¿Habrá fútbol en el cielo?
01 Jul. 2026|Por:Carlos Rey|FanJuegoBonito.COMico|Temas:Balompié FJB, Fe y fútbol, Humor futbolero
Balompié se encuentra en una iglesia en compañía de su dueño, un jugador profesional que le ha pedido al "hombre de Dios" que allí trabaja que le conceda una cita. Es que ya hace bastante tiempo que el jugador tiene varias preguntas acerca de la justicia, o supuesta injusticia, de Dios.
Luego de intercambiar saludos, el clérigo, como para hacer que el jugador le tenga confianza y comprenda que en la vocación religiosa también abunda el sentido del humor, le pregunta:
—¿Sabe en qué se parecen la FIFA y Dios?
—Bueno, me lo imagino —contesta el jugador—, pero como no estoy seguro, dígame usted. ¿En qué se parecen?
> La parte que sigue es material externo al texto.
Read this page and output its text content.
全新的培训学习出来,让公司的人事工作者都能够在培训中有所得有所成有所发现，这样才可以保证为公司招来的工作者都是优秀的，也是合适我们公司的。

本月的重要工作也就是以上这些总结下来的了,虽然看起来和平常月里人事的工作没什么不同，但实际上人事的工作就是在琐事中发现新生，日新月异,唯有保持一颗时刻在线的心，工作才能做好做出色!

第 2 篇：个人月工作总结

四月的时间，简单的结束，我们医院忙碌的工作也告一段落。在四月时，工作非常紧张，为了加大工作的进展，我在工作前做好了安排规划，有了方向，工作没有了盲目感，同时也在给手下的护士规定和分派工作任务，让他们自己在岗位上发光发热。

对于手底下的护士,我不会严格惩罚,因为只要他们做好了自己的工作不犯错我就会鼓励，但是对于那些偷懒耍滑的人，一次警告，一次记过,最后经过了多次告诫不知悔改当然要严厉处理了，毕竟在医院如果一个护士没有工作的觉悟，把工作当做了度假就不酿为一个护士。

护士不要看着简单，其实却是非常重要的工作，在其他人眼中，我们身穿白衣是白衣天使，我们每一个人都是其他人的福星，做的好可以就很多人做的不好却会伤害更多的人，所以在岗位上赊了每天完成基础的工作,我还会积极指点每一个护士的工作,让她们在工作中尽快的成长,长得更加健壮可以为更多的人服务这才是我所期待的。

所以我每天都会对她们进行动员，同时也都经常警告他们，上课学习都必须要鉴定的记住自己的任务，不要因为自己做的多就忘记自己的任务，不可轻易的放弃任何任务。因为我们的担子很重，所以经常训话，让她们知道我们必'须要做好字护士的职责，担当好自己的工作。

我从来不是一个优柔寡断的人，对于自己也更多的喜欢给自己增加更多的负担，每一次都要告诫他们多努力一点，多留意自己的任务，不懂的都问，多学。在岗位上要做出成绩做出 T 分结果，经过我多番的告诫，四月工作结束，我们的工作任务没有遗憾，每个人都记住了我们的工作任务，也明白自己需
—¡En que el uno se cree Dios, mientras que el otro sabe que lo es!
—A propósito de eso —comienza a interrogar el jugador, pero ahora con una sonrisa, aprovechando la oportunidad que por fin tiene para desahogarse—, ¿por qué permite Dios que en el fútbol haya tanta injusticia?
—¿Cómo así? —responde el "hombre de Dios"—. Deme un ejemplo de tal injusticia.
Señalándole a Balompié, el jugador replica:
—Yo soy testigo de jugadas en que hasta un ateo juraría que un ángel del Señor impidió que entrara en el arco un balón pateado a la perfección, o, al contrario, torció una pelota para que entrara cuando de seguro iba fuera.
—Es cierto eso de que Dios suele obrar de una manera misteriosa —contesta el clérigo—, pero una de las mejores refutaciones de la supuesta injusticia de Dios es más bien lo que algunos consideran la mayor prueba de la justicia de Dios: ¡que por lo general no gana el equipo que más le ruega, sino el que mejor juega!
—Voy a tratar de recordar ese postulado para citárselo a otros.
—Es más —continúa el clérigo—, si Dios atendiera todas las peticiones, los ruegos y las súplicas, el fútbol resultaría en un empate eterno. Convertir a Dios en protector de un equipo se presta, lamentablemente, para culparlo de las derrotas del mismo. Y a la inversa, con frecuencia Él tiene menos que ver con un gol que da la victoria, que un chef con una receta de cocina que gana un premio. Sin duda Dios se siente aludido cuando el que ha marcado semejante gol alza los ojos y señala al cielo, pero...
—Nunca se me había ocurrido pensarlo de ese modo —admite el jugador—. Pero, a propósito de la eternidad, tengo mucho interés por saber: ¿Habrá fútbol en el cielo? 1
—¿Por qué no —propone el "hombre de Dios"—, sobre todo si se considera que a los fanáticos del fútbol Dios nos creó a su imagen y semejanza? Sólo que lo más probable es que el fútbol en el cielo sea tan amistoso que los partidos se prolonguen indefinidamente para que ninguno de los dos equipos tenga que perder...
Y luego añade, cerrando así con broche de oro esta ocurrencia de Balompíe FJB:
—... aunque en realidad, como los jugadores tendrán un estado físico sobrenatural debido a sus nuevos cuerpos glorificados, la duración de los encuentros será lo de menos, pues se supone que no sólo podrán vivir sino también jugar interminablemente.
1 Inspirado por, y adaptado de, Daniel Samper Pizano, Ni atacar ni defender, sino todo lo contrario: Las leyes ocultas del fútbol (Bogotá: Editorial Planeta Colombiana, 2005), pp. 22-23.